Matthew Armstrong, art adviser to New York billionaire financier Donald Marron, said he typically expects to see a swath of brand-new pieces at Basel. But this time around he noticed more artworks that had been created a few years ago but were already coming back onto the market—a clue that the works' original owners may be seeking quick profits by reselling them through galleries now. As a result, the fair occasionally had a didn't-I-see-that-before vibe. "It's a moderately contemporary fair," he joked.

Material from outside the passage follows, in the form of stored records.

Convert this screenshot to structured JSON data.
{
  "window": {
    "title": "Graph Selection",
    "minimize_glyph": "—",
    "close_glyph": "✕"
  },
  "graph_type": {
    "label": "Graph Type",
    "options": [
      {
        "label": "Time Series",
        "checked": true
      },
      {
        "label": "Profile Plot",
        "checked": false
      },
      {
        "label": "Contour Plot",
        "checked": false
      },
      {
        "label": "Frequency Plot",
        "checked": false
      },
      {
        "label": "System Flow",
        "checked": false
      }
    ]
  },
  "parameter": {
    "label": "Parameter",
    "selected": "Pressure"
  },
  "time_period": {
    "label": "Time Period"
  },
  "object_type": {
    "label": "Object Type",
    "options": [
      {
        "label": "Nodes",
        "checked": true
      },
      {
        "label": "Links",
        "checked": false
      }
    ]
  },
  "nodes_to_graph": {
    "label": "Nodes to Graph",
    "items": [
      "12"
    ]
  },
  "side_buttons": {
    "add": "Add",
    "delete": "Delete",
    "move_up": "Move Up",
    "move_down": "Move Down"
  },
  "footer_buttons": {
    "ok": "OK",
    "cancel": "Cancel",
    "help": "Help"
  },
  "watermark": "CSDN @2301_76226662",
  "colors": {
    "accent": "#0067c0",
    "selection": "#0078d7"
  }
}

Whatever their budgets, the 86,000 people expected to attend Art Basel will all be on the lookout for the latest art developments. Here, a few early trends:

VROOM VROOM

Years ago, Richard Prince caused a stir by painting car hoods and hanging them, like canvases, on the wall. This year, Basel purred with pieces created from all sorts of car parts, from batteries to bumpers to windshield wipers that still swished.

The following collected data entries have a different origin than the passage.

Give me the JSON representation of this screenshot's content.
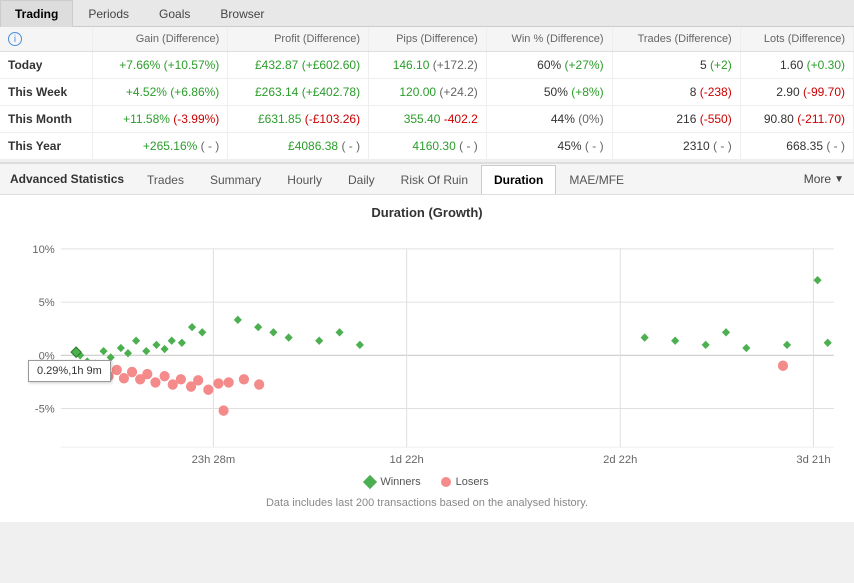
{
  "topTabs": [
    {
      "label": "Trading",
      "active": true
    },
    {
      "label": "Periods",
      "active": false
    },
    {
      "label": "Goals",
      "active": false
    },
    {
      "label": "Browser",
      "active": false
    }
  ],
  "table": {
    "headers": [
      "",
      "Gain (Difference)",
      "Profit (Difference)",
      "Pips (Difference)",
      "Win % (Difference)",
      "Trades (Difference)",
      "Lots (Difference)"
    ],
    "rows": [
      {
        "label": "Today",
        "gain": "+7.66%",
        "gainDiff": "(+10.57%)",
        "profit": "£432.87",
        "profitDiff": "(+£602.60)",
        "pips": "146.10",
        "pipsDiff": "(+172.2)",
        "win": "60%",
        "winDiff": "(+27%)",
        "trades": "5",
        "tradesDiff": "(+2)",
        "lots": "1.60",
        "lotsDiff": "(+0.30)"
      },
      {
        "label": "This Week",
        "gain": "+4.52%",
        "gainDiff": "(+6.86%)",
        "profit": "£263.14",
        "profitDiff": "(+£402.78)",
        "pips": "120.00",
        "pipsDiff": "(+24.2)",
        "win": "50%",
        "winDiff": "(+8%)",
        "trades": "8",
        "tradesDiff": "(-238)",
        "lots": "2.90",
        "lotsDiff": "(-99.70)"
      },
      {
        "label": "This Month",
        "gain": "+11.58%",
        "gainDiff": "(-3.99%)",
        "profit": "£631.85",
        "profitDiff": "(-£103.26)",
        "pips": "355.40",
        "pipsDiff": "-402.2",
        "win": "44%",
        "winDiff": "(0%)",
        "trades": "216",
        "tradesDiff": "(-550)",
        "lots": "90.80",
        "lotsDiff": "(-211.70)"
      },
      {
        "label": "This Year",
        "gain": "+265.16%",
        "gainDiff": "( - )",
        "profit": "£4086.38",
        "profitDiff": "( - )",
        "pips": "4160.30",
        "pipsDiff": "( - )",
        "win": "45%",
        "winDiff": "( - )",
        "trades": "2310",
        "tradesDiff": "( - )",
        "lots": "668.35",
        "lotsDiff": "( - )"
      }
    ]
  },
  "advStats": {
    "title": "Advanced Statistics",
    "tabs": [
      {
        "label": "Trades",
        "active": false
      },
      {
        "label": "Summary",
        "active": false
      },
      {
        "label": "Hourly",
        "active": false
      },
      {
        "label": "Daily",
        "active": false
      },
      {
        "label": "Risk Of Ruin",
        "active": false
      },
      {
        "label": "Duration",
        "active": true
      },
      {
        "label": "MAE/MFE",
        "active": false
      }
    ],
    "moreLabel": "More",
    "chartTitle": "Duration (Growth)",
    "xLabels": [
      "23h 28m",
      "1d 22h",
      "2d 22h",
      "3d 21h"
    ],
    "yLabels": [
      "10%",
      "5%",
      "0%",
      "-5%"
    ],
    "tooltip": "0.29%,1h 9m",
    "legend": {
      "winnersLabel": "Winners",
      "losersLabel": "Losers"
    },
    "footer": "Data includes last 200 transactions based on the analysed history."
  }
}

Rob Pruitt transformed a miniature refrigerator into a Carmen Miranda-like figure by topping it with a pair of painted tires and tucking plastic fruit in the center hole so that it evoked a towering hat. One of the more elaborate examples is Josephine Meckseper's assembly-line installation that featured several tires balanced atop a silvery conveyor belt sitting beside a pair of TV screens broadcasting a 12-minute montage of car commercials. Ms. Meckseper's gallery, Andrea Rosen, said an art foundation had put a hold on the 2009 work, "Sabotage on Auto Assembly Line to Slow it Down." It was priced at $220,000.

PRACTICE MAKES PERFECT

The fair's playful atmosphere was also reinforced by a suite of artworks made from, or about, musical instruments. Performance art duo Prinz Gholam embedded a video of themselves playing a guitar into the soundhole of one of the artist's childhood guitars, which was covered in Disney stickers. It sold to a European collector for around $16,300.

New York's Pace Gallery devoted much of its booth to an orchestra's worth of lumpen soft violins and towering blue sculptures of drums and clarinets by Claes Oldenburg, which the gallery said were selling briskly.

Over at New Delhi's Gallery SKE, artist Navin Thomas salvaged a group of trumpets in Bangalore and used them like speakers to blare his recordings of chirping tree frogs. The gallery said the artist is interested in "electroacoustic ecology," which means he uses urban scrapyard items to remind people about the nature they may be leaving behind. The work, "The Fruit of Some Unknown Tree," was priced around $20,000.

BUY ONE, BUY ALL

In a season where collectors are seeking wall-power art, more galleries were spotted offering multiple, smaller works by artists arranged in huge grids—some of which could be bought individually or in various sets. Singapore conceptual artist Heman Chong at Singapore Tyler Print Institute offered up his $4,000 painted book covers on their own or as a set. Günter Förg's wall of colorful abstracts, which had titles like "Mr. Green" and "Mr. Brown," were priced at $7,300 apiece, or $24,500 for a quartet.

Photographer Joel Meyerowitz's nine still-life scenes, which were inspired by a visit to Paul Cézanne's studio, could be bought individually for around $10,000. But Karen Marks of Howard Greenberg Gallery said collectors at the fair preferred to buy them in trios. "Grids are cool," Ms. Marks added. "Collectors can get interactive by choosing how many they want and how to hang them. It gives them a chance to get involved."